TRIBUTES: Maami, see you again, but when?

It was around 11:04PM, Friday, November 26. I had just retired to the bed, and dozing off. A call came in from my immediate elder brother, Noah.

“Hello, Peter. Iya ti lo o (Mother has gone)”, he said, bluntly, to me over the phone.

“Iya wo? (which mother are you talking about?)”, I asked. “Maami. You have to stay strong and be a man”, he added, then hang up the call. We all referred to our mother as “Maami” in the family, hence, Noah’s choice of “Iya” would not resonate, instantly.

“Maami? How did it happen?”, he didn’t wait to answer those questions.

Oh My world! This can’t be true. Will it be? Will it not be?

I returned the calls twice, to seek further clarifications, but he didn’t pick it up. He, Noah and my elder sister, Janet, were there, battling for her life, till the last minute.

After a third attempt, he picked up, and said “She had developed a stomachache and they took her to the hospital. There, the case grew worse. She was taken to another hospital, got an injection, but somehow, she died.

“Her body has been retrieved and brought home.”

Upon hearing this, I blasted “which hospital is that? Are you sure the medical personnel in question didn’t administer the wrong medication on Maami?”

“This is not the time to explain that. She is dead already,” Noah said, as he ended the call.

Yes, reality seems to have dawned on me. But I couldn’t cry.

Just like that? I saw Maami last on November 8, when I went to greet her, shortly after I graced a friend, Dotun Adeniyi’s wedding at Igbeti, Oyo State.

I was with her in Kisi, the family’s base, for about two days. We spoke about her illness which she had fully recovered from since July. She had insisted that I should come and see her. But the job won’t allow me. I only used my friend’s wedding date as an opportunity to say hi to my mother.

While leaving the house that Monday morning, November 8, around 6:30AM, she inquired if I would come home for the Christmas/New Year celebration. I responded in affirmative, but my mother was not convinced.

She prayed for me as usual, before leaving.

I equally told her: “See you again at the most suitable time.” She smiled and responded “Amen.” My younger brother, James, took me straight to the park. I had no premonition that that would be our last encounter.

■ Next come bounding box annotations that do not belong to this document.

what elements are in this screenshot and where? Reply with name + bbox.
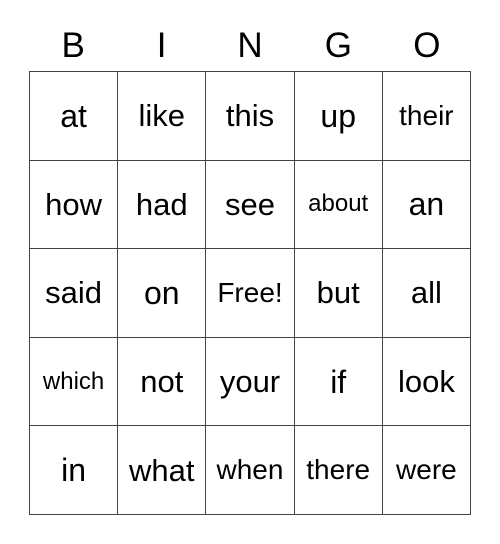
bingo-cell-word: at xyxy=(60,97,87,134)
bingo-cell-r3c2[interactable]: on xyxy=(118,249,207,338)
header-letter-i: I xyxy=(156,26,167,65)
bingo-cell-word: all xyxy=(410,275,442,311)
bingo-cell-word: were xyxy=(396,454,457,486)
bingo-cell-r1c5[interactable]: their xyxy=(382,72,471,161)
bingo-cell-word: like xyxy=(138,98,186,134)
bingo-cell-r4c2[interactable]: not xyxy=(118,337,207,427)
bingo-cell-word: but xyxy=(316,275,360,311)
bingo-cell-r4c3[interactable]: your xyxy=(206,337,295,427)
bingo-cell-r3c4[interactable]: but xyxy=(294,249,383,338)
bingo-cell-r5c5[interactable]: were xyxy=(382,426,471,515)
bingo-cell-r4c1[interactable]: which xyxy=(30,337,119,427)
bingo-cell-word: this xyxy=(225,98,275,134)
bingo-cell-r1c3[interactable]: this xyxy=(206,72,295,161)
bingo-cell-word: if xyxy=(330,363,347,400)
bingo-cell-r4c5[interactable]: look xyxy=(382,337,471,427)
header-letter-n: N xyxy=(237,26,263,65)
bingo-cell-word: there xyxy=(306,454,371,486)
bingo-cell-word: had xyxy=(135,186,188,222)
bingo-cell-r2c4[interactable]: about xyxy=(294,160,383,250)
bingo-grid: at like this up their how had see about … xyxy=(29,71,471,515)
bingo-cell-r1c4[interactable]: up xyxy=(294,72,383,161)
bingo-cell-r3c1[interactable]: said xyxy=(30,249,119,338)
bingo-cell-r2c2[interactable]: had xyxy=(118,160,207,250)
bingo-cell-r1c2[interactable]: like xyxy=(118,72,207,161)
bingo-cell-word: their xyxy=(399,99,454,131)
bingo-cell-word: your xyxy=(219,364,281,400)
bingo-cell-r5c4[interactable]: there xyxy=(294,426,383,515)
bingo-cell-r5c2[interactable]: what xyxy=(118,426,207,515)
header-letter-g: G xyxy=(324,26,353,65)
bingo-cell-word: look xyxy=(397,364,455,400)
bingo-cell-r2c5[interactable]: an xyxy=(382,160,471,250)
bingo-cell-word: said xyxy=(45,275,103,311)
free-space-label: Free! xyxy=(217,276,283,308)
header-letter-b: B xyxy=(61,26,85,65)
bingo-cell-r1c1[interactable]: at xyxy=(30,72,119,161)
bingo-cell-word: when xyxy=(216,454,284,486)
bingo-cell-free-space[interactable]: Free! xyxy=(206,249,295,338)
bingo-cell-word: not xyxy=(140,364,184,400)
bingo-cell-word: which xyxy=(42,367,105,395)
bingo-header-row: B I N G O xyxy=(29,20,471,71)
bingo-cell-word: on xyxy=(143,274,180,311)
bingo-cell-word: about xyxy=(308,190,369,218)
bingo-cell-r2c3[interactable]: see xyxy=(206,160,295,250)
bingo-cell-word: up xyxy=(320,97,356,134)
bingo-cell-word: see xyxy=(225,186,275,222)
bingo-cell-r2c1[interactable]: how xyxy=(30,160,119,250)
bingo-cell-word: what xyxy=(129,452,195,488)
bingo-cell-r5c1[interactable]: in xyxy=(30,426,119,515)
bingo-cell-r5c3[interactable]: when xyxy=(206,426,295,515)
bingo-cell-r4c4[interactable]: if xyxy=(294,337,383,427)
header-letter-o: O xyxy=(413,26,441,65)
bingo-cell-r3c5[interactable]: all xyxy=(382,249,471,338)
bingo-cell-word: in xyxy=(61,452,87,489)
bingo-cell-word: how xyxy=(45,186,103,222)
bingo-cell-word: an xyxy=(408,186,445,223)
bingo-card: B I N G O at like this up their how had … xyxy=(0,0,500,544)
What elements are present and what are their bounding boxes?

We also had a couple of conversations over the phone until her passing that Friday night.

Maami, your death has left me completely broken, and perhaps, putting me in the most traumatising period ever. And I wonder how soon I can recover from this rude shock.

Like every immortal, I know you would leave one day, but it shouldn’t be now. Now that the family is enjoying some reprieve after many years of toiling to stay above the poverty line.

Maami, I remember vividly, those hard times, when there was nothing, but hope of a better tomorrow. The Grim Reaper didn’t allow the ‘tomorrow’ to come before you left, unannounced.

You had laboured so hard, most especially, after the demise of our father, 20 years ago, to put food on the table and ensure your children enjoy sound education.

Maami, you never saw the four walls of the classroom. It was not due to fault of yours, rather you were a victim of discrimination against girl child education. Yet, you trained graduates from your “naira and kobo” earnings as a primitive hair stylist, the service you were known for. Iya Ruth Onidiri became a household name in Kisi, due to your dint of hard work and exceptional services.

Maami, can I ever forget how in 2006, you exchanged some of your clothing for N31,000, to pay my tuition and accommodation fees when I enrolled for my Pre – National Diploma Programme at the Polytechnic, Ibadan, Eruwa Campus?

That night, you handed me the cash and told me “I had to give out some of my clothes to get this money,” tears rolled down from my eyes. I made a vow within me not to disappoint you.

You instilled in us cultures of hard work, discipline, resilience and most importantly, contentment.

Maami, those sleepless nights, years of sacrifices, of toiling and labour on your children, would now go down the drain, unrewarded?

Every child wishes to ensure his/her parents’ sacrifices are duly rewarded, while alive. But for me, and my siblings, that wish has become a mirage.

“Maami laboured in the morning, she laboured in the afternoon and she laboured at night, but at a point that she needs to reap the fruits of her labour, death took her away,” Timothy, your first son, succinctly puts, at your graveyard in Alifeti, Benue State, shortly after your body was lowered for the final journey.

Your death still looks surreal to me, and I wouldn’t know how soon I can embrace the sad reality. I pray to God to give me strength.

Maami, you lived for us (me and my siblings). And we are eternally grateful.

Maami, I have no doubt in my mind that you lived a fulfilled and impactful life.

It’s hard to say goodbye, my beloved mother. I will miss you sorely.

Till we meet again, Good Night, Maami, Mrs Mary Omele Moses (Nee Ochu).